I checked with my friend who wanted to borrow the Victorio Strainer to make applesauce and found she had not located another one so she is coming tomorrow morning...SO the tomatoes which are ripe and ready need to be done tonight.


Since I could not really do the tomatoes while the men were working, I moved along in the washing process for the larger of the two sheep fleeces I received early in the summer.  It was somewhat of a project, which may have involved killing a good chunk of our new lawn (sorry, Bob! ) then re-thinking how to make the project move faster and less taxing for my body and the lawn, I did the rinse in the washing machine.  Three rinses.  No, maybe only two.  Now the bags of wool are hanging on Christopher's beautiful walking stick and attached to the new porch railing.  I am not sure it adds much to the decor, but...it will work.  Face it, it does NOT add to the decor, but there are no other convenient things to do at the moment.  Maybe tomorrow I can think of something else.
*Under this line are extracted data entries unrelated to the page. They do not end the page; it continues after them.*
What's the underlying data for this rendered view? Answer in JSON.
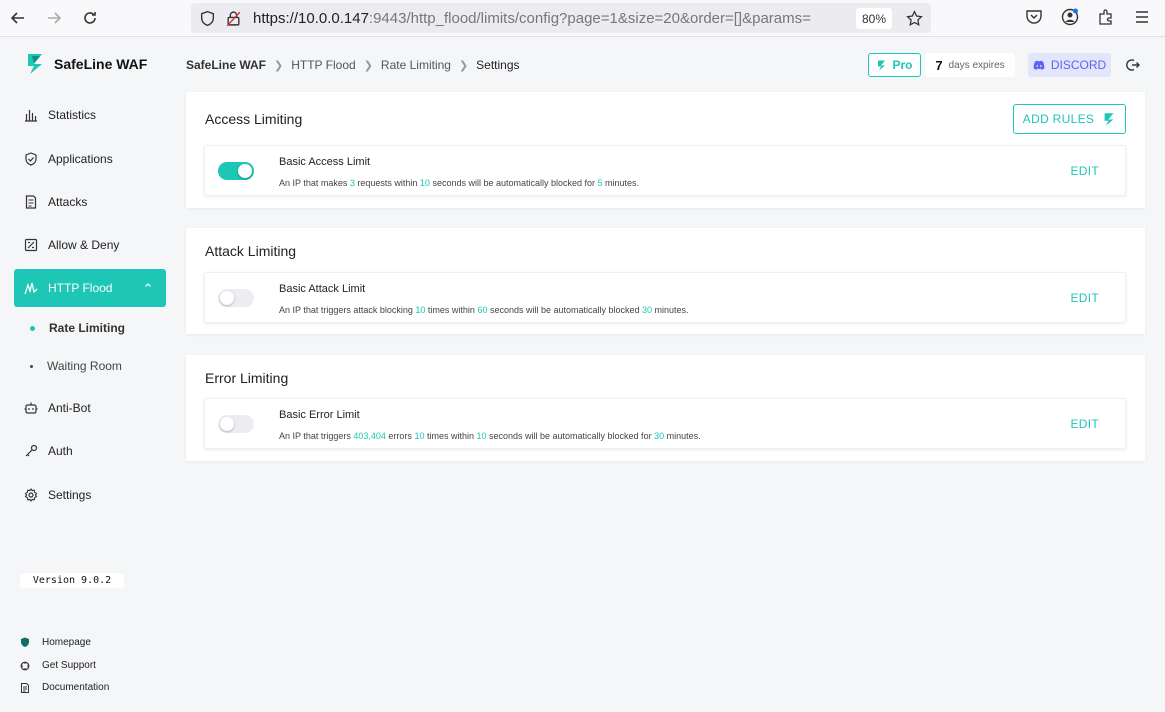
{
  "browser": {
    "url_main": "https://10.0.0.147",
    "url_rest": ":9443/http_flood/limits/config?page=1&size=20&order=[]&params=",
    "zoom": "80%"
  },
  "sidebar": {
    "logo_text": "SafeLine WAF",
    "items": [
      {
        "label": "Statistics"
      },
      {
        "label": "Applications"
      },
      {
        "label": "Attacks"
      },
      {
        "label": "Allow & Deny"
      },
      {
        "label": "HTTP Flood"
      },
      {
        "label": "Anti-Bot"
      },
      {
        "label": "Auth"
      },
      {
        "label": "Settings"
      }
    ],
    "sub_items": [
      {
        "label": "Rate Limiting"
      },
      {
        "label": "Waiting Room"
      }
    ],
    "version": "Version 9.0.2",
    "footer": [
      {
        "label": "Homepage"
      },
      {
        "label": "Get Support"
      },
      {
        "label": "Documentation"
      }
    ]
  },
  "header": {
    "breadcrumb": [
      "SafeLine WAF",
      "HTTP Flood",
      "Rate Limiting",
      "Settings"
    ],
    "pro_label": "Pro",
    "expires_num": "7",
    "expires_label": "days expires",
    "discord_label": "DISCORD"
  },
  "sections": [
    {
      "title": "Access Limiting",
      "add_rules_label": "ADD RULES",
      "rule": {
        "name": "Basic Access Limit",
        "enabled": true,
        "desc": [
          "An IP that makes ",
          "3",
          " requests within ",
          "10",
          " seconds will be automatically blocked for ",
          "5",
          " minutes."
        ],
        "edit_label": "EDIT"
      }
    },
    {
      "title": "Attack Limiting",
      "rule": {
        "name": "Basic Attack Limit",
        "enabled": false,
        "desc": [
          "An IP that triggers attack blocking ",
          "10",
          " times within ",
          "60",
          " seconds will be automatically blocked ",
          "30",
          " minutes."
        ],
        "edit_label": "EDIT"
      }
    },
    {
      "title": "Error Limiting",
      "rule": {
        "name": "Basic Error Limit",
        "enabled": false,
        "desc": [
          "An IP that triggers ",
          "403,404",
          " errors ",
          "10",
          " times within ",
          "10",
          " seconds will be automatically blocked for ",
          "30",
          " minutes."
        ],
        "edit_label": "EDIT"
      }
    }
  ],
  "colors": {
    "accent": "#1ec6b6",
    "discord": "#5865f2"
  }
}
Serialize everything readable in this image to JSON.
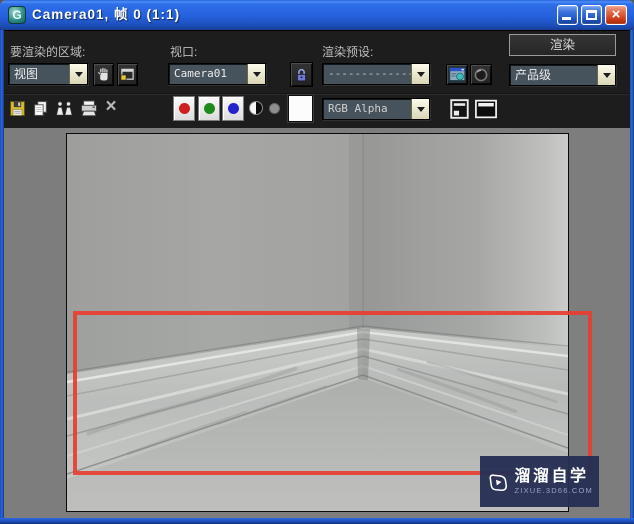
{
  "window": {
    "title": "Camera01, 帧 0 (1:1)"
  },
  "toolbar": {
    "area_label": "要渲染的区域:",
    "area_value": "视图",
    "viewport_label": "视口:",
    "viewport_value": "Camera01",
    "preset_label": "渲染预设:",
    "preset_value": "---------------",
    "render_label": "渲染",
    "mode_value": "产品级",
    "channel_value": "RGB Alpha"
  },
  "watermark": {
    "brand": "溜溜自学",
    "site": "zixue.3d66.com"
  },
  "glyphs": {
    "close": "×",
    "clear": "×",
    "window_icon": "G"
  },
  "colors": {
    "titlebar_blue": "#2561dd",
    "toolbar_bg": "#1d1d1d",
    "canvas_gray": "#7d7d7d",
    "region_red": "#e73e32",
    "watermark_navy": "#273054",
    "combo_field": "#46535c",
    "arrow_cream": "#f2eed6"
  },
  "icons": {
    "window-icon": "teal-sphere-G",
    "minimize-icon": "white-bar",
    "maximize-icon": "white-square",
    "close-icon": "white-x",
    "pan-icon": "hand",
    "edit-region-icon": "region-frame",
    "lock-icon": "padlock",
    "render-setup-icon": "dialog-window",
    "environment-icon": "dark-ring",
    "save-icon": "floppy-disk",
    "copy-icon": "two-pages",
    "clone-icon": "two-figures",
    "print-icon": "printer",
    "clear-icon": "x-mark",
    "red-channel-icon": "red-dot",
    "green-channel-icon": "green-dot",
    "blue-channel-icon": "blue-dot",
    "monochrome-icon": "half-circle",
    "alpha-icon": "gray-dot",
    "color-swatch-icon": "white-square",
    "layers-icon": "stacked-window",
    "viewport-overlay-icon": "dark-frame"
  }
}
After the wool-cleaning project I got out the skeined up recycled Bartlett yarn from the giant sweater vest I made five or six years ago.  I loved that vest.  One year I added a hood to it.  Nice idea, not so greatly attractive, but it did keep the wind out...particularly after I made an I-cord and wove it into the front of the hood so I could pull the hood tight around my face.  Before that, Babe the Blue Ox and I could both get our heads into the hood concurrently.
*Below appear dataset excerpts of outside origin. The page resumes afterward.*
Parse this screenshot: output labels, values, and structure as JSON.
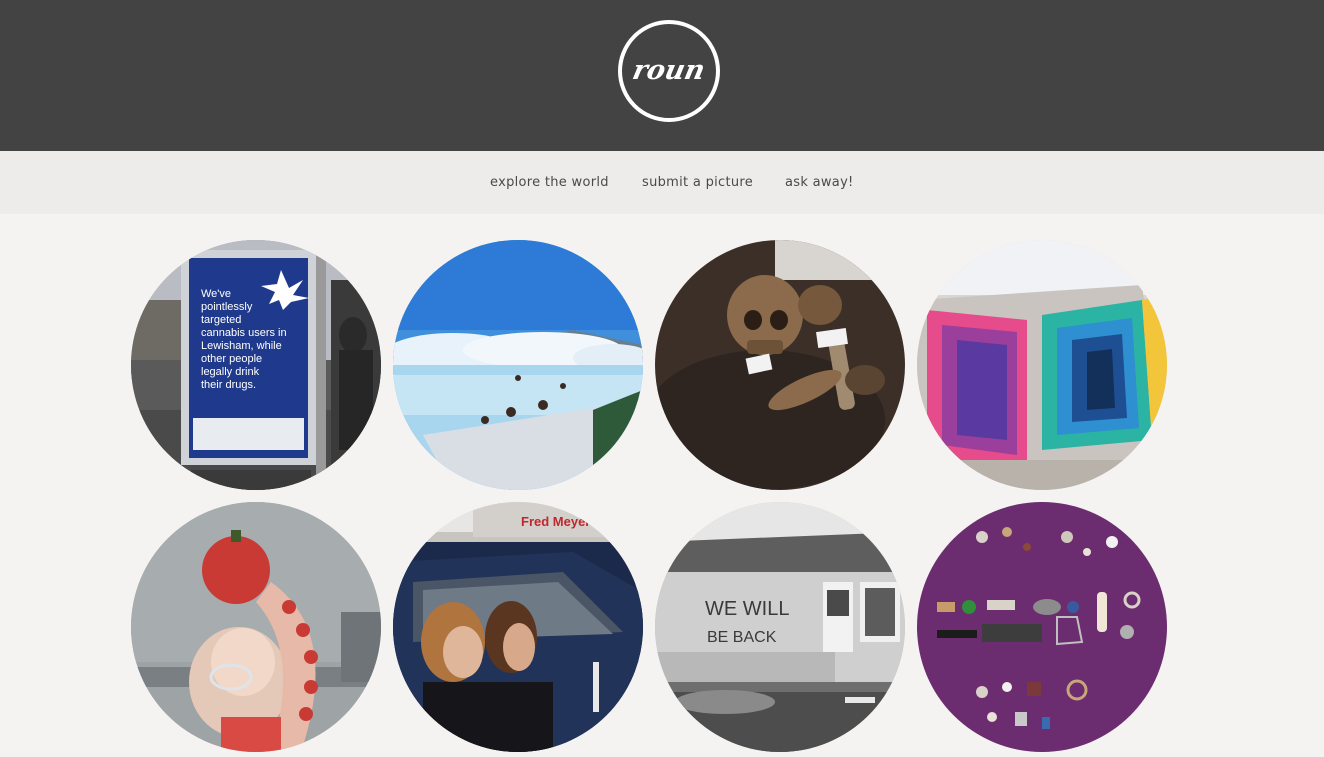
{
  "header": {
    "logo_text": "roun",
    "background": "#434343"
  },
  "nav": {
    "items": [
      {
        "label": "explore the world"
      },
      {
        "label": "submit a picture"
      },
      {
        "label": "ask away!"
      }
    ]
  },
  "gallery": {
    "items": [
      {
        "subject": "bus-stop-poster",
        "poster_lines": [
          "We've",
          "pointlessly",
          "targeted",
          "cannabis users in",
          "Lewisham, while",
          "other people",
          "legally drink",
          "their drugs."
        ],
        "poster_color": "#1f3a8c"
      },
      {
        "subject": "blue-lagoon",
        "accent": "#3f8fdc"
      },
      {
        "subject": "excavated-skull",
        "accent": "#3b2f28"
      },
      {
        "subject": "colorful-mural",
        "accent": "#e64b8c"
      },
      {
        "subject": "tomato-headpiece",
        "accent": "#c93a34"
      },
      {
        "subject": "car-passengers",
        "sign_text": "Fred Meyer",
        "accent": "#1b2a4a"
      },
      {
        "subject": "graffiti-house",
        "graffiti_lines": [
          "WE WILL",
          "BE BACK"
        ],
        "accent": "#6e6e6e"
      },
      {
        "subject": "objects-flatlay",
        "accent": "#6b2d6f"
      }
    ]
  }
}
So,  I had used my Niddy-Noddy to make skeins, then wet them in good shape and hung them to dry overnight with weights in the bottom to straighten the yarn again.  While the men worked on the ceiling, I used my swift and ball winder to make center-pull balls of yarn.  Some of them are VERY small as the yarn, being well used,  had some soft spots which now became new skeins, much smaller after removing the frayed parts.  I finished the ball-winding just about as them men finished for the day.  Great news. I was then very edgy to get out the Bond Knitting Machine, but I restrained myself and finally got down to the tomato job.

After nearly an hour of washing and cutting tomatoes I got them into the big pot on the stove and started reducing them.  Owen had mentioned that Debbie made spaghetti sauce this year.  I was impressed and decided that was what I would do, too, in the interest of time constraints.  Because I have had some tomato-burning disasters I set the timer for 20 minutes about 5 times to remind me to get over to the stove and stir the tomatoes.  I went over more often but was sure they would not burn if I kept at it managed by the clock.  They are now cooling a bit while I type this post.
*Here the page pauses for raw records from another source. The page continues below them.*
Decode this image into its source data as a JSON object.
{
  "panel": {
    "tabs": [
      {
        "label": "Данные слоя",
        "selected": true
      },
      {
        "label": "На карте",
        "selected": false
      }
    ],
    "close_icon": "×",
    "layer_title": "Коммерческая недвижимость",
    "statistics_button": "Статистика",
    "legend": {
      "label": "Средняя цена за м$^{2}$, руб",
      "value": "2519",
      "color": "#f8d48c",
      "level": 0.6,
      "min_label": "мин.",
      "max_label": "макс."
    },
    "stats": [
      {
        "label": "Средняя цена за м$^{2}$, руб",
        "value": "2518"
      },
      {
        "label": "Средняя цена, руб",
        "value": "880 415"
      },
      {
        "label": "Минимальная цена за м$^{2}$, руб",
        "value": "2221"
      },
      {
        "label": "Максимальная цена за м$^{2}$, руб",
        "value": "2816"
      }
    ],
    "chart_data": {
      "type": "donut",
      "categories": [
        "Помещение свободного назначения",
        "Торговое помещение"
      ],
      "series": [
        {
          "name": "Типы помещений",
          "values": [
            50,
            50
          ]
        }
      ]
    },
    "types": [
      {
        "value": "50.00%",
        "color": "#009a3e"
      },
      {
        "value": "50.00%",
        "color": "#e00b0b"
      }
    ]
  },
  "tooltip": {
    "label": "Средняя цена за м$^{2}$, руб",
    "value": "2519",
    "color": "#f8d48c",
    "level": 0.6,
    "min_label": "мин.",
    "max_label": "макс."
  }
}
Bob took my new knitting machine table upstairs so I can work on the sweater vest I am planning for myself. It will be sweater number two on the Bond. I was so pleased with the first one which took me a week to knit with all the messes and ripping out and starting overs.  I think this one will go better.  The back is basically just a straight up rectangle--knitting 78 rows then inserting markers for the armhole then knitting another 60 rows, putting 30 stitches on a holder for back neck, putting the stitches on each side onto waste yarn for the shoulders.  What could be easier than that?  I certainly don't know.  The front is going to be slightly more complex because I have to decrease for the neck.  OH MY GOODNESS!!! I just remembered as I was writing that last sentence that I was planning to make this a cardigan vest and not a pullover.  THAT will certainly make a difference on the front knitting...though only because I need to do halfsies instead of wholesie front.  Whew!  Am I glad I stopped to write this post.

After burning a couple of fried cheese sandwiches and delivering them to Bob upstairs I ate half a buttermilk biscuit with a slice of cheese on it and another chopped tomato with salt and a glass (I am using that term very loosely.  Humiliation restrains me from mentioning what I actually used for a beverage container...) of milk. 

Having taken a few pictures of them various projects I think I will add them to this post then fly (very slowly as the old bod is not what it used to be) upstairs and work the back of the vest....and re-think the front.